What Does It Mean When a Car Is Mortgaged?
1 Answers
It refers to a vehicle that is used as collateral for a bank, company, or individual. Mortgaged cars can generally be divided into two types: 1. Bank installment vehicles. 2. Vehicles mortgaged to individuals or companies as loan collateral. If the mortgage has been lifted, the car can be purchased; if not, buying such a used car may pose risks because legally, the car does not yet belong to the prospective buyer, who can only request the original owner to return the purchase cost.
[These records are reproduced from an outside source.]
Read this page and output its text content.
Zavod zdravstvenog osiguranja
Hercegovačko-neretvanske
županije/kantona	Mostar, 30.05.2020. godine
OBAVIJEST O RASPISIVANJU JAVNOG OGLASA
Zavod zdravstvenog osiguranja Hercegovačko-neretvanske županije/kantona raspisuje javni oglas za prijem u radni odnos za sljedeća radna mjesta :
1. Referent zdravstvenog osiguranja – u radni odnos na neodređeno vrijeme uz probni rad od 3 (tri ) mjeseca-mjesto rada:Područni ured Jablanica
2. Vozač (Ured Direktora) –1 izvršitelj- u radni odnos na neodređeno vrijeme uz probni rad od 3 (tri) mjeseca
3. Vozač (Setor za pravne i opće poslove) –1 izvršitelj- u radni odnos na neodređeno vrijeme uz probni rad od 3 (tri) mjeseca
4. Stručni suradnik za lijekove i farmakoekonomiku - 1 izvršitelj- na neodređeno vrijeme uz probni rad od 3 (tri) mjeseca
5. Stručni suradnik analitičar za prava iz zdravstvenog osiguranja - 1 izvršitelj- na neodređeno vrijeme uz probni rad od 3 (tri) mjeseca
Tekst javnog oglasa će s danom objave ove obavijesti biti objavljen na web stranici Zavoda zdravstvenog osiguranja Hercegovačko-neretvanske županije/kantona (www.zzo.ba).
Mortgaged cars are categorized into fully paid mortgaged cars and non-fully paid mortgaged cars. A fully paid mortgaged car must meet one of the following conditions: 1. The car was purchased with a one-time payment. 2. The car was bought through installment payments, and the payments have been completed, but the owner is unwilling or unable to repay the financial company and does not cooperate with the transfer of ownership. The financial company then legally transfers the debt, making the purchase of such a mortgaged car legal and safe. Note: Non-fully paid mortgaged cars are those still under mortgage status with the vehicle management office and the bank. Such cars should be purchased with caution, as they may eventually be seized if the owner fails to repay the car loan. However, the owner's failure to repay the car loan could lead to prosecution for contract fraud.